Commentary: A modest tweak to reform the Electoral College

APTOPIX Hillary Clinton
Hillary Clinton became the fifth presidential candidate to win the popular vote but lose the election.

By Colin Hanna

and Cleta Mitchell

For the fifth time in our national history, a candidate for president won the necessary number of votes from the Electoral College while losing the popular vote.

This has given rise to a new round of calls to abolish the Electoral College, with the presidency going to whichever candidate amasses the greatest raw vote total. The counterargument most often raised is simply that our system doesn't work that way.

We offer a better argument against the popular vote, and then propose a reform that we believe would not only preserve the Framers' original intent for the Electoral College but also improve the presidential election process in the media-rich 21st century.

The Framers of our Constitution understood the threat of tyranny better than we do today. The English system of government was a monarchy, with all power derived from the sovereign monarch. Power was concentrated, and concentration of power led to abuse of power. The Framers devised a system in which power was diffused among the several states, rather than concentrated in a single central government. The central government was limited to certain enumerated powers, rather than possessing all power. That's Federalism.

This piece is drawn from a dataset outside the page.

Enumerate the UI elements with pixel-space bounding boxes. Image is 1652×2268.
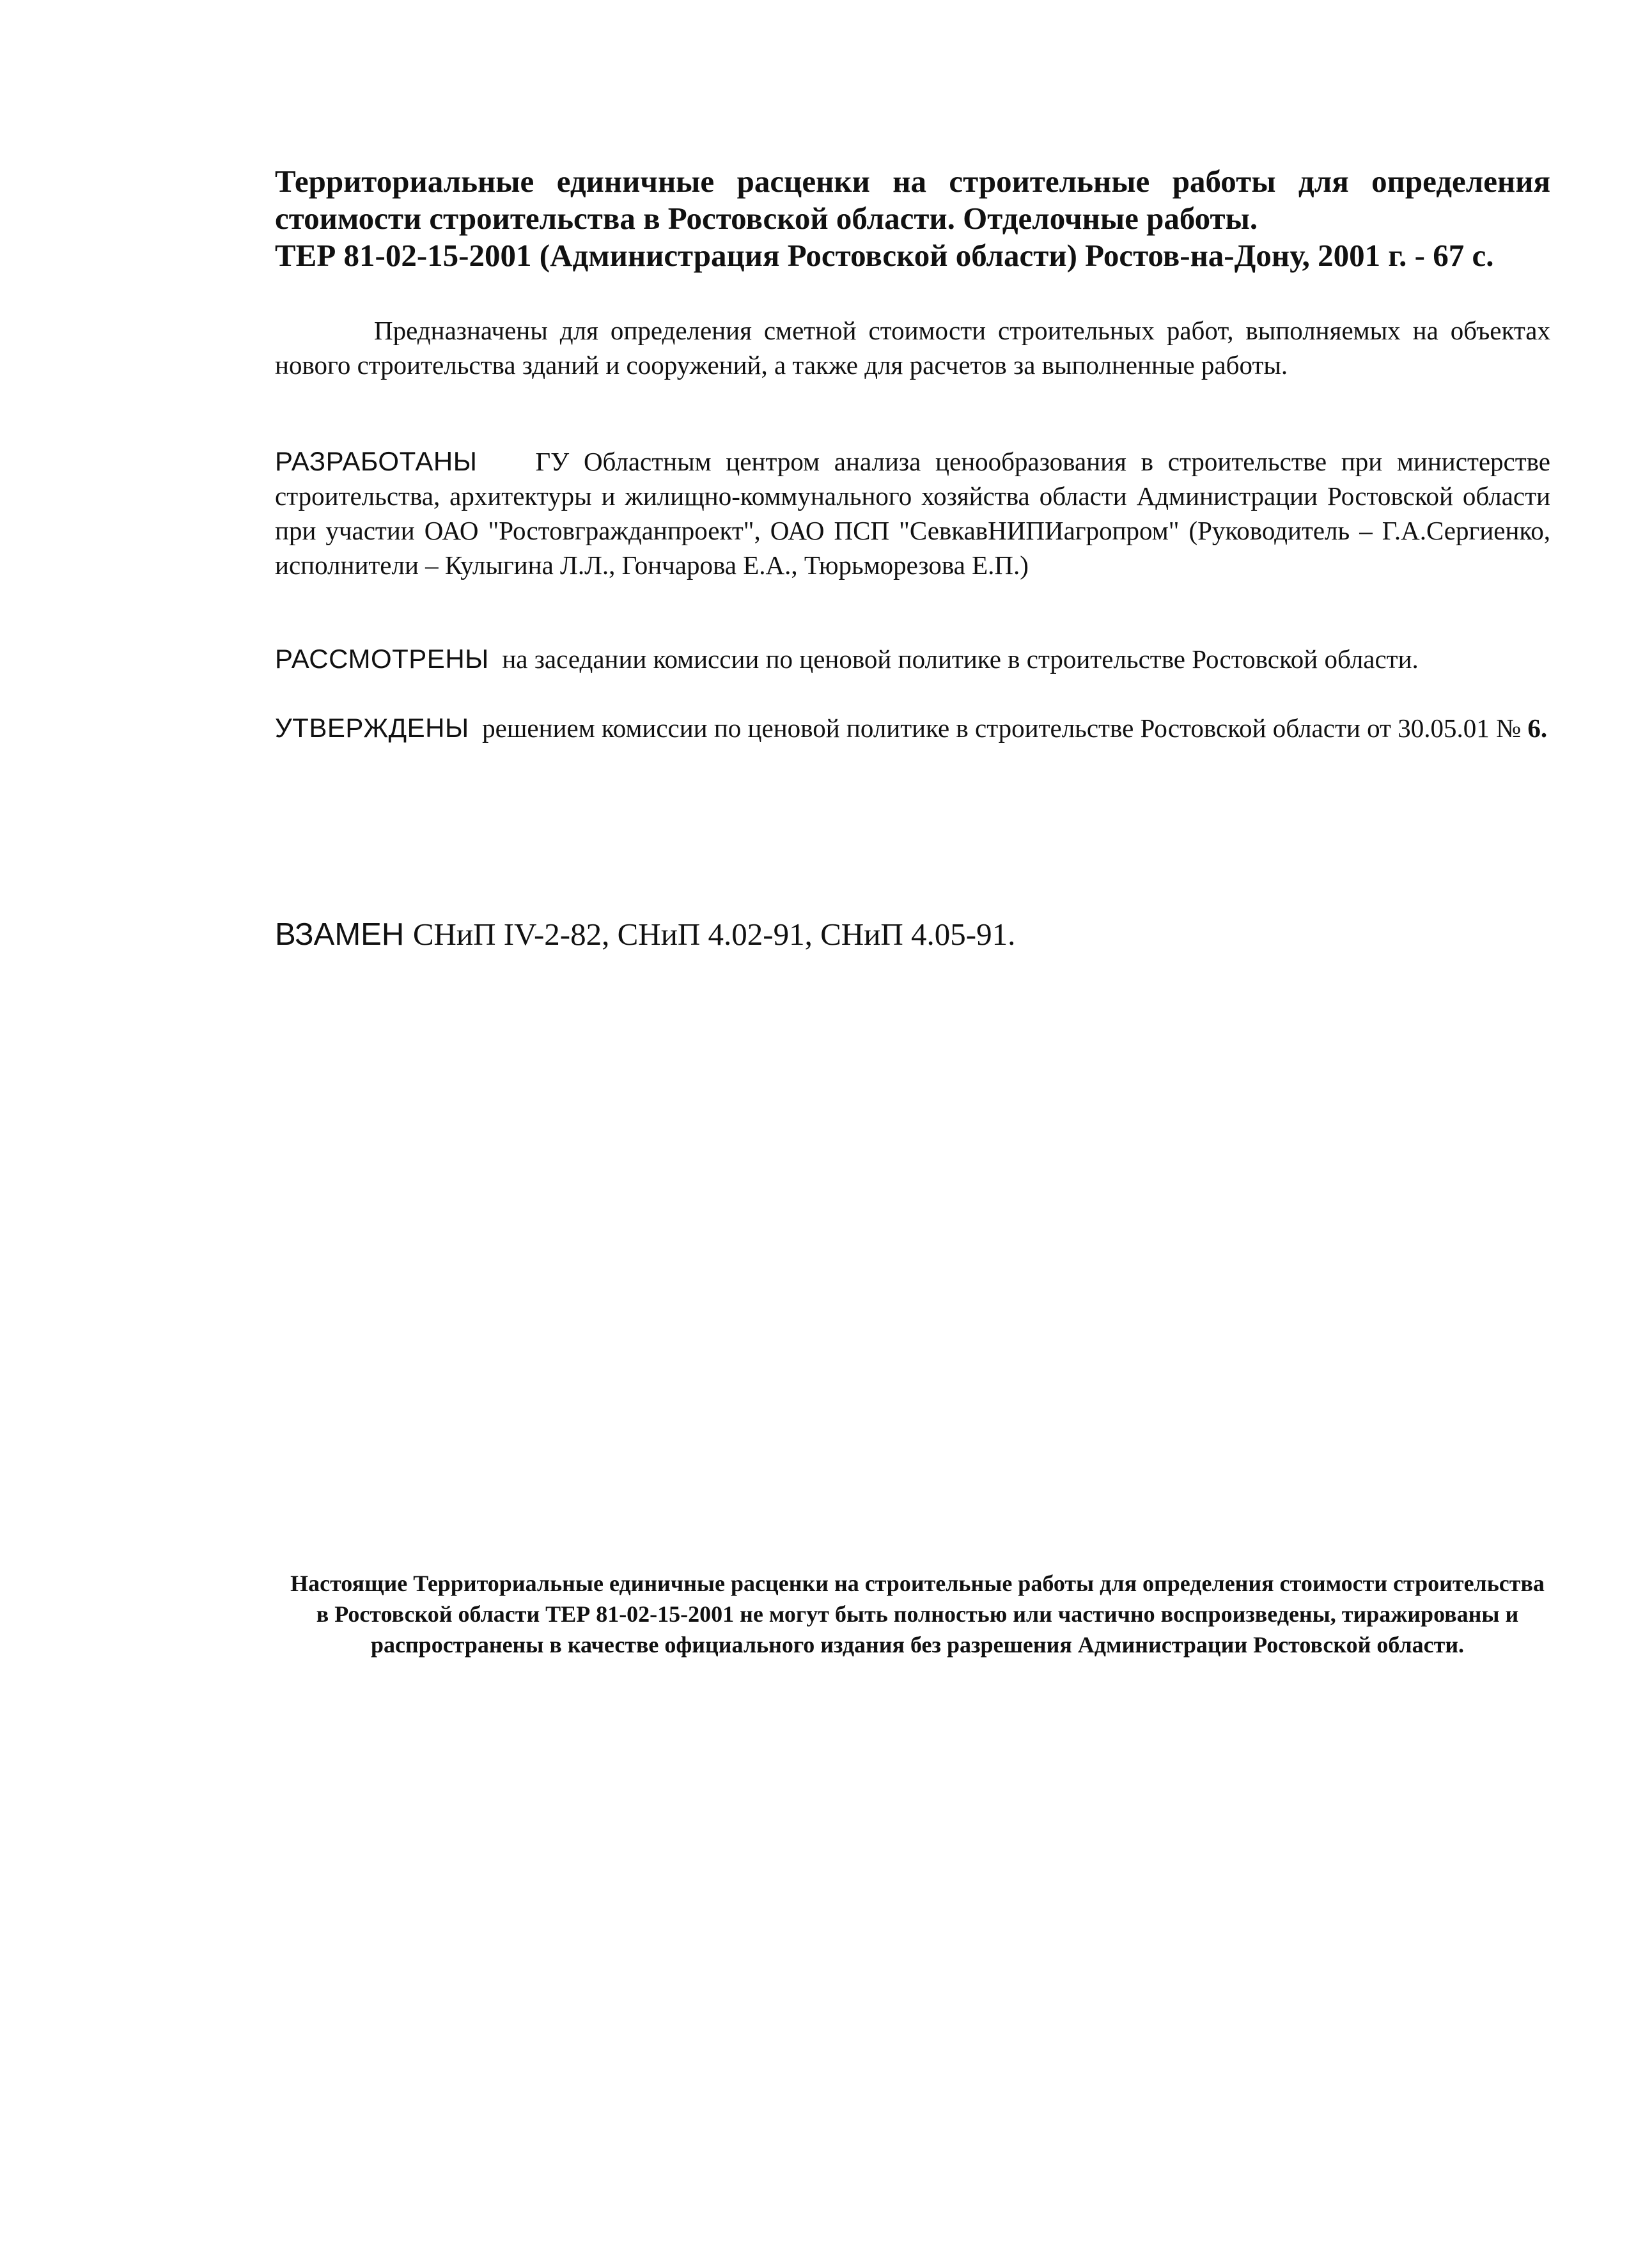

Even within the very limited federal government, power was further diffused into three equal branches of government. The principle of diffusing power was carried out in the presidential election process through the creation of an Electoral College in which each state had a set of votes based upon population, with each state retaining the right to determine for itself how those votes were to be allocated following an election. Thus, diffusing power was a structural check on tyranny, in this case not the tyranny of the English monarch, but rather the tyranny of which both James Madison and Alexander Hamilton wrote, the tyranny of the majority.

Abandoning the Electoral College in favor of a national raw vote winner would abandon this check against tyranny. The benefits of federalism should be preserved, not demolished.

We have become so accustomed to a two-party system that we easily ignore another substantial flaw in a popular vote system. If four roughly equal-size parties were to emerge instead of the current two large parties, then a president could be elected with a little more than one quarter of the total vote. Electing a president opposed by nearly three-quarters of those voting would be the opposite of the fairness the proponents of the popular vote say they want.

A third flaw in a popular vote is cultural. It would lead to the selection of a president by the large cities whose media dominance would run roughshod over more rural and agricultural areas to the point that citizens in those areas could easily conclude that they had been left out of the process altogether. This would soon lead to insoluble cultural divisions that would make the recent campaign for president look like an exercise in national unity by comparison.

The current system has its own flaws, however, one of the worst of which is the disproportionate influence of so-called swing states. Eleven states were determined to be swing states this year, relegating 39 states to near insignificance. California, New York, Massachusetts, and Texas were largely ignored because they were presumed to be so solidly in either the Trump or Clinton camp as to not be worth either candidate's time to campaign in them. How is it in the interest of fairness and national unity to ignore our largest states?

The reform that we propose would retain the Electoral College, but do away with its winner-take-all-by-state awarding of electoral votes. We propose instead nationalizing the system used in Nebraska and Maine, where one electoral vote is awarded to the winner of each congressional district, with two additional electoral votes awarded to the overall winner of that state. Every congressional district would thus have the same weight.

Winning a district in Iowa or Wyoming would be just as valuable as winning a district in Philadelphia. Democrats in Austin, Dallas, and Houston could produce district majorities that would give them electoral votes, just as Republicans would probably win electoral votes in certain parts of California, Massachusetts, and Illinois. This system would preserve the Framers' checks against the tyranny of the majority in large urban areas, while also nationalizing the national election. Candidates would then campaign in states they never have to visit now.

Would this system have made a difference in the last several presidential elections? In 2000, George W. Bush would still have won, but with 288 electoral votes vs. 250 for Al Gore, compared with the 271-266 count by which he was elected. The past three presidential elections would have sorted out this way:

Instead of winning 286 to 251 in 2004, Bush would have won more decisively, beating John Kerry 321-217. In 2008, Barack Obama would've won 301-237 (the real count that year was 365-173). The only race that would have had a different result under our system was 2012, with Mitt Romney winning 276-262, instead of losing to Obama 332-206. In retrospect, perhaps that result would have prevented the pent-up anger at the unfairness of the system that the American people expressed on Nov. 8.

The Electoral College is a brilliant gift from our Founding Fathers that can be made more fair by tweaking the allocation, rather than abolishing it altogether. A truly national campaign would result, one where every state and all votes and voters matter.

That seems like fairness to us.

Colin Hanna is president of Let Freedom Ring and a former Chester County commissioner.

Cleta Mitchell is an elections and political law partner in the Washington office of Foley & Lardner, LLP.